The two main religions in Tatarstan are Islam and Orthodox Christianity, and the sovereign state went through a long period of conflict before religious groups found common ground.

“We have gone from 20 mosques in (Tatarstan) to more than 1,500, with some just 200 meters away from a church,” said Minnikhanov. “Today, we have stability in our cities, and we have created a council to adopt a system through which we can strengthen the values of tolerance and maintain the peaceful coexistence of religious parties.”

More than 20 million Muslims currently reside in Tatarstan, where new policies in healthcare, education and tourism are catering to the “halal lifestyle,” he added.

Similarly, Muferihat Kamil, Minister of Peace in the Federal Democratic Republic of Ethiopia said her country aims to move forward from a past based on prejudiced conflict.

“The reason behind building a ministry of peace in Ethiopia is the aspirations we have for our people in the existing situation in the country,” she said. “We aim to empower our people and build peace that will resonate with the rest of the region.”

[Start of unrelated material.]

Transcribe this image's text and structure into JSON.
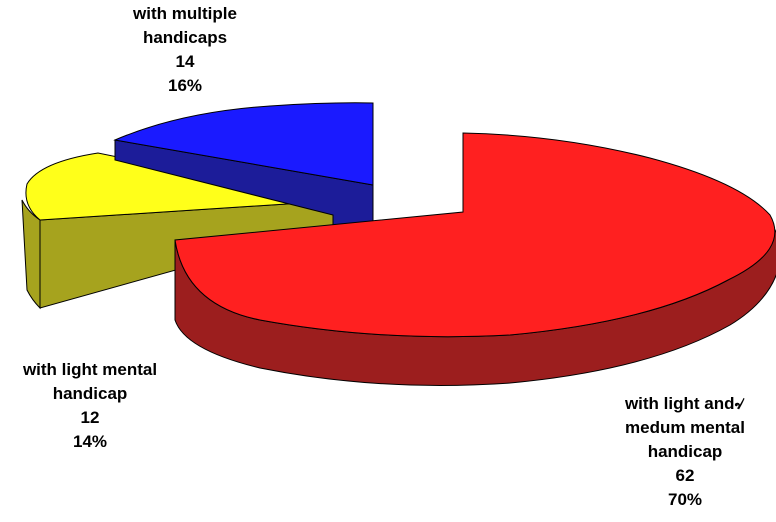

Lucy Jeannette Bermudez Bermudez, president of the State Council of Colombia, discussed her country’s current transition between its government, residents and armed groups. “In order to promote tolerance and respect in the country, our concentration has been on the group known as FARC — the Revolutionary Armed Forces of Columbia, which has now evolved into a political party,” said Bermudez.

The conflict between government and paramilitary groups, crime syndicates and FARC in Colombia began in the mid-1960s, and she stressed the need for the coexistence of different views, religions and race.

“We have different characteristics that we have to live with and even celebrate,” she added. “The advances we see in the UAE are something we look forward to establishing in my country. This model of government is one we should all follow.”